チェックインカウンターのところで騒いでいるところに、若い男性が近づいてきた。
「STV(サンセットTV)の『人物アクロポリス』のクルーの方々ですか?」
にこやかに来たその男性は名刺を出した。城島が対応する。
「そうです。本日から三日間お世話になります。私がディレクターの城島です。」
周りが騒がしいので少々いらついている。名刺を出す顔色が変わっている。
「あーっ、俺は小学生の引率ですか?もう取材対象にお邪魔しているんだから、みんな、静かに!」
相手は大の大人だが、子供扱いだ。
「あー、また、人を小学生扱いして。失礼しちゃう!」
けんけん、ごうごう、まさに小学生が旅館についたイメージなので、相手の男性も少々バツが悪かった。
「なかなか、賑やかなキャラバンですね・・・私は弟子の泉谷まさし、といいます。」
泉谷まさしといえば、最近八代ひばりの弟子になった弟子のはずだ。おそらく最期の愛弟子になる人物だ。歌唱力は非常に恵まれていて、音感も良く八代ひばりが惚れこんだというのだ。かおも悪くない。イメージもさわやかだ。いずれ大きく売れるだろうという、と世間で言われていた。
(ふーん、あれが泉谷まさしか・・・)
八代ひばりもいいが、この青年もまんざらではない。弟子をとらない八代が可愛がっているというのだ。お昼のワイドショーでそのうち話題となるだろう。他に仕事がないなら、すぐにでもインタビューするが、今日は別の仕事だ。
「はるばるこんな辺鄙な場所に、来られました。お疲れのことでしょう。お部屋を用意させておりますのでお荷物を下ろして、おくつろぎください。」
「いやいや、我々はお構いなく。まずはこの素晴らしいロケーションの紹介ブイ撮りますので・・・。」
城島は挨拶した。
「そうですか。でも、手荷持は下ろされた方がいいでしょう。クラーク!」
そのとき、ホールの喫茶スペースから出てくる者がいた。やせ形でマル眼鏡かけピシッとスーツを着こなして、いかにも業界人のような身なりをしている。

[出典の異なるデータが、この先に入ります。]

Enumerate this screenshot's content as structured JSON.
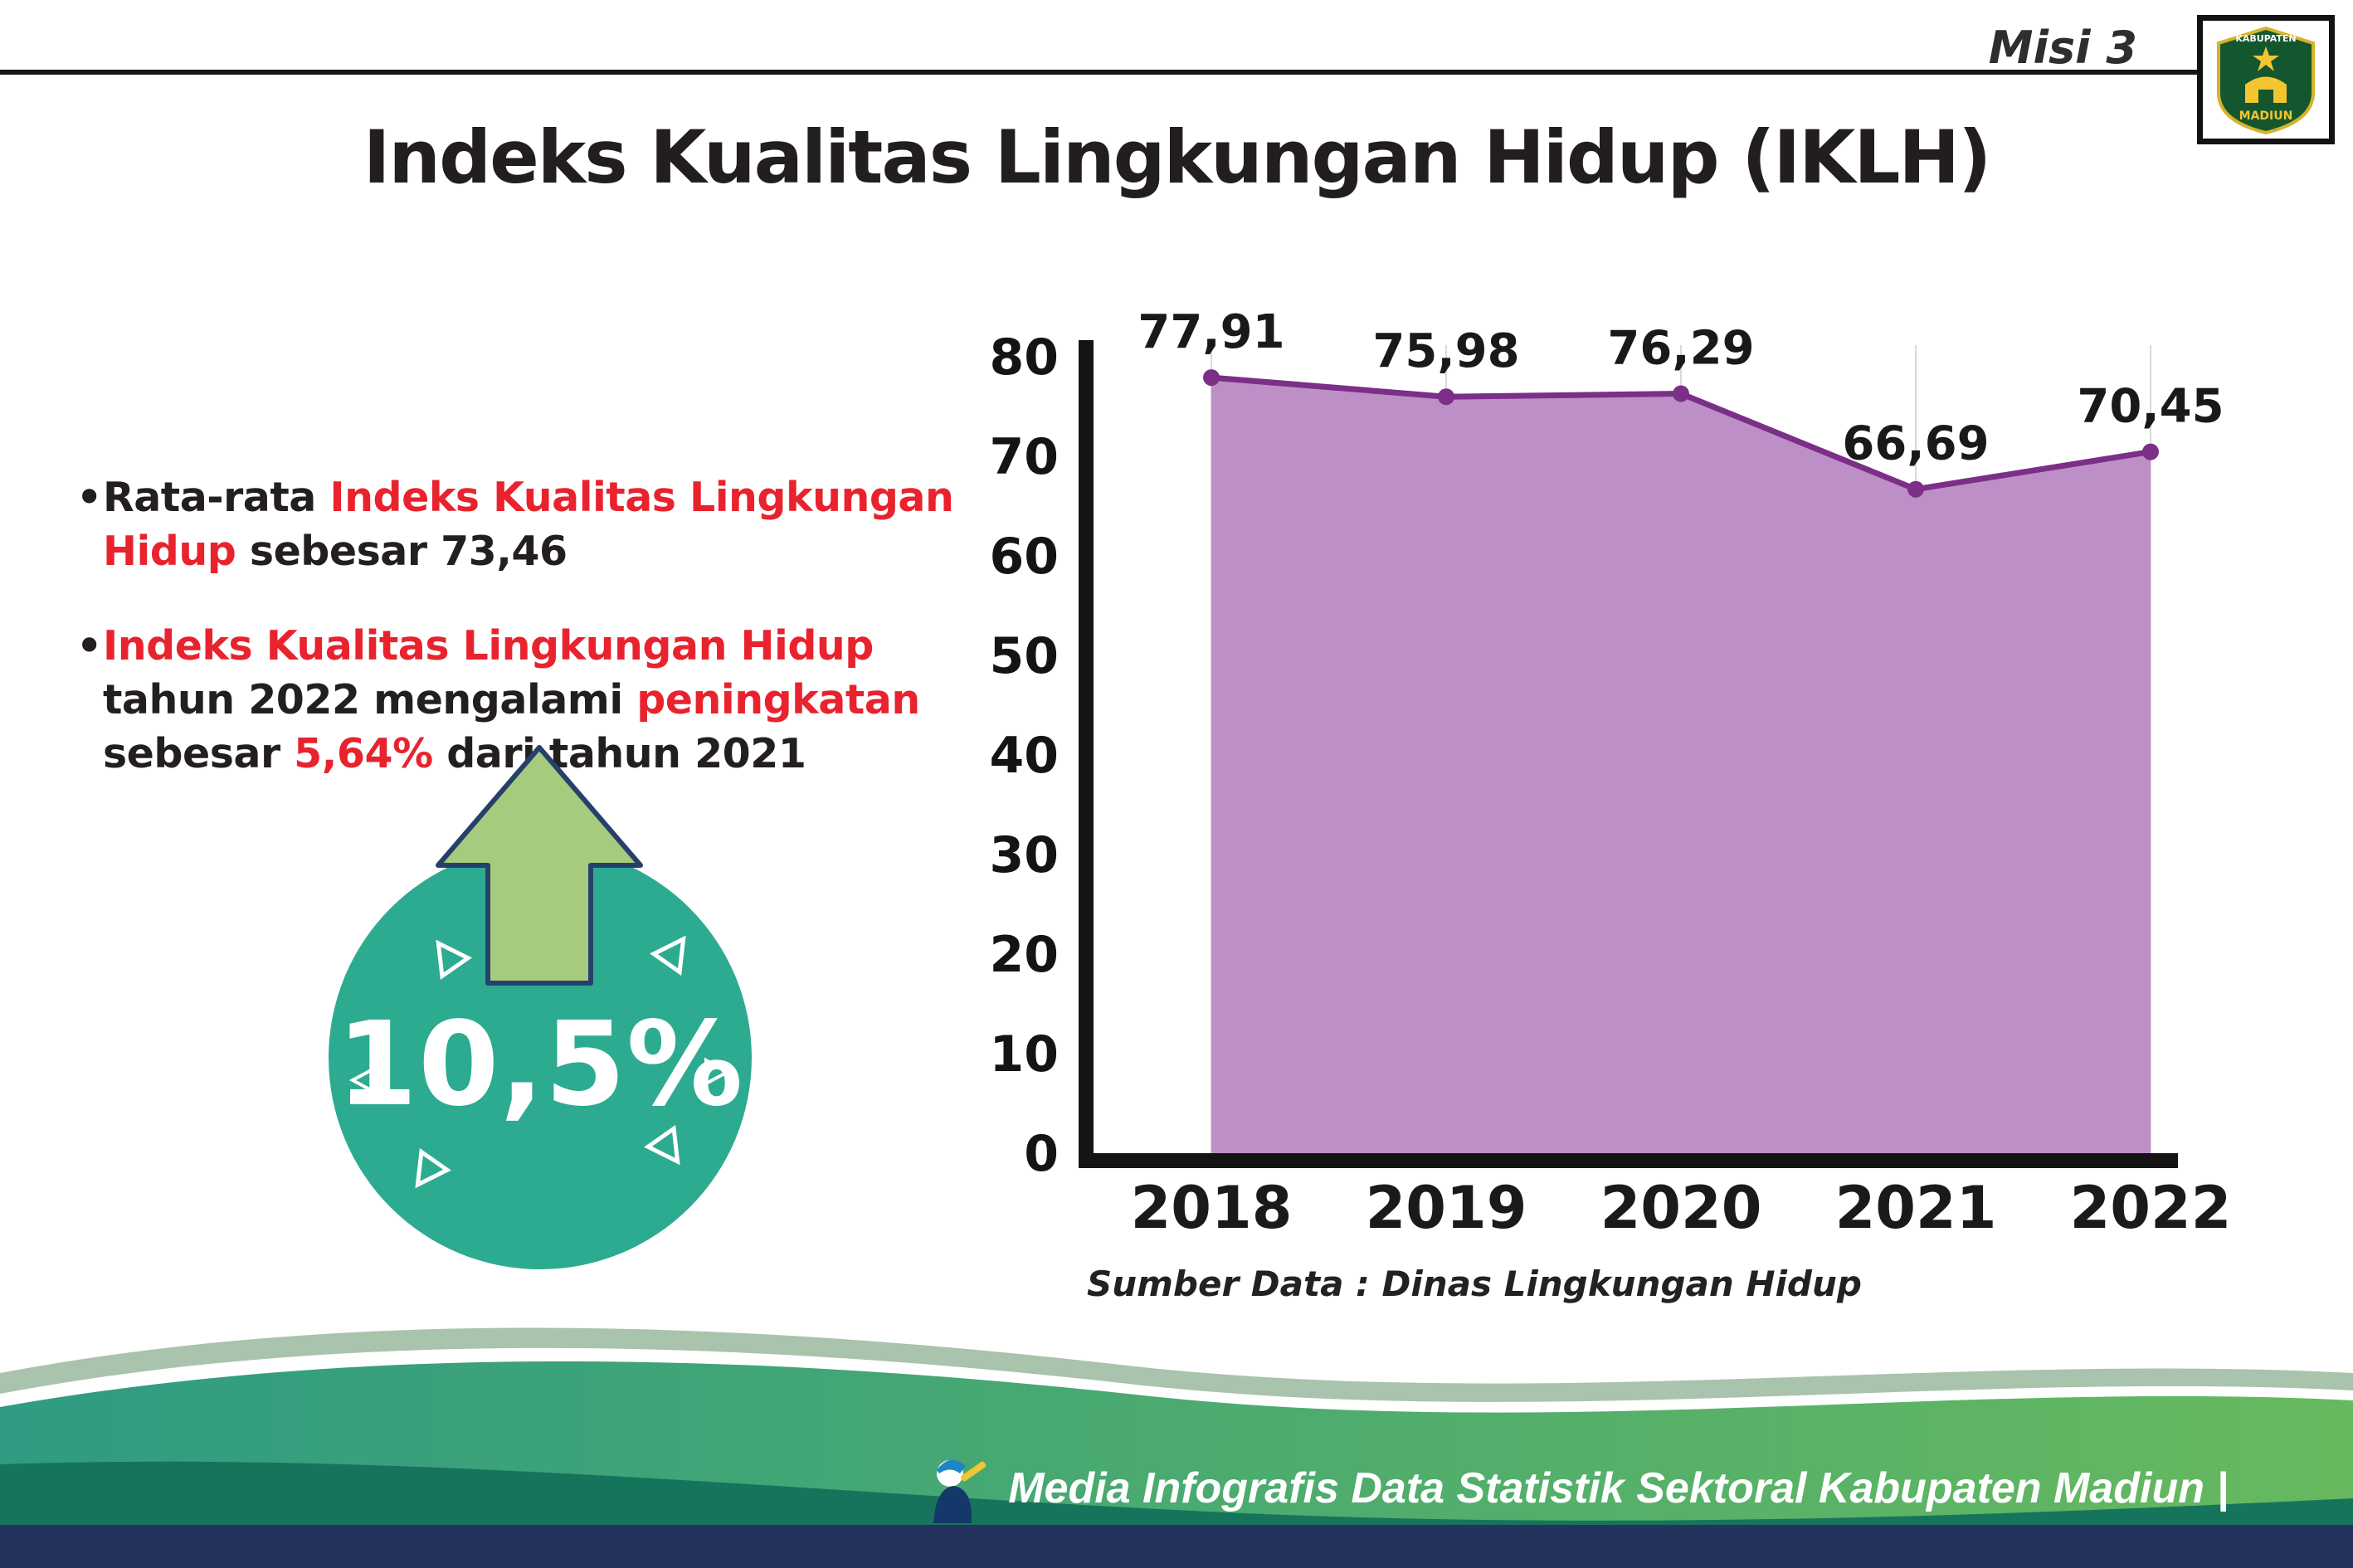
{
  "header": {
    "misi_label": "Misi 3",
    "title": "Indeks Kualitas Lingkungan Hidup (IKLH)"
  },
  "logo": {
    "top_text": "KABUPATEN",
    "bottom_text": "MADIUN"
  },
  "bullets": [
    {
      "marker": "•",
      "segments": [
        {
          "text": "Rata-rata ",
          "style": "dark"
        },
        {
          "text": "Indeks Kualitas Lingkungan Hidup",
          "style": "red"
        },
        {
          "text": " sebesar 73,46",
          "style": "dark"
        }
      ]
    },
    {
      "marker": "•",
      "segments": [
        {
          "text": "Indeks Kualitas Lingkungan Hidup",
          "style": "red"
        },
        {
          "text": " tahun 2022 mengalami ",
          "style": "dark"
        },
        {
          "text": "peningkatan",
          "style": "red"
        },
        {
          "text": " sebesar ",
          "style": "dark"
        },
        {
          "text": "5,64%",
          "style": "red"
        },
        {
          "text": " dari tahun 2021",
          "style": "dark"
        }
      ]
    }
  ],
  "badge": {
    "value": "10,5%",
    "circle_color": "#2cab90",
    "arrow_color": "#a6cb7e"
  },
  "chart_data": {
    "type": "area",
    "title": "",
    "xlabel": "",
    "ylabel": "",
    "categories": [
      "2018",
      "2019",
      "2020",
      "2021",
      "2022"
    ],
    "values": [
      77.91,
      75.98,
      76.29,
      66.69,
      70.45
    ],
    "labels": [
      "77,91",
      "75,98",
      "76,29",
      "66,69",
      "70,45"
    ],
    "ylim": [
      0,
      80
    ],
    "yticks": [
      0,
      10,
      20,
      30,
      40,
      50,
      60,
      70,
      80
    ],
    "grid": "vertical",
    "legend": "none",
    "line_color": "#7b2f87",
    "fill_color": "#bd8fc6",
    "source": "Sumber Data : Dinas Lingkungan Hidup"
  },
  "footer": {
    "text": "Media Infografis Data Statistik Sektoral Kabupaten Madiun |"
  },
  "colors": {
    "accent_red": "#e8232e",
    "teal": "#2cab90",
    "navy": "#26325e",
    "deep_green": "#17745c"
  }
}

「おうっ、暴れん坊将軍!偶然だな。あんたたちもロケ?」
「へ?暴れん坊将軍?」
おもわず正田が声を出した。
「ほら、吉宗だから・・・」
智美が指をさし説明を入れた。局でのあだ名らしい。イメージにはぴったりだ。もっとも“将軍”は態度だけだが。それにしてもこの業界人は誰だ。城島を知っているということは関係者ということだ。俺は芸能関係者をよく知っている。こいつは・・・
「飯山さん、今日は打ち合わせ?」
「お前も知ってるだろ?未発表曲の出し方きめているんだ。急に本人が出すって言ってきたからよっ!。」
「何かきっかけでもあったんですかね。」
「知らないなぁ。後でテープ聞かせてやるよ。俺たちもお前の番組に組み込まれてんだよ。これが目玉なのさ。」
ああ、思い出した。大手レコード会社ビーべックスの社員だ。未発表曲の供給側か。そして飯山はニヤッとした。
「出回るのは4月だ。お前らだけが聞ける代物だ。」
智美はひそひそ会話する2人を見ながらつぶやく。
「ディレクター、やり手だから結構人脈あるのよ。学校の先輩って話よ。」
帝都大の先輩後輩か。この業界帝都大出身が多いからありうるな。
「今日から三日間の予定で新番組撮るんですよ。」
「ああ、知ってるよ。正田君に奈緒ちゃん、栗太郎さん・・・結構好いメンバーじゃないの?俺が欲しいな。」
悪い感じはしなかった、が・・・
「でもさー、トップが悪いよね。君の方がいいんじゃない?」
やっぱり同じ世界の連中だ。トップとはジョニーのことだ。ジョニーの悪口は影で言ってほしいよな。知ってか知らずかジョニーはマイペースだ。もっとも神経だけは図太いにちがいない。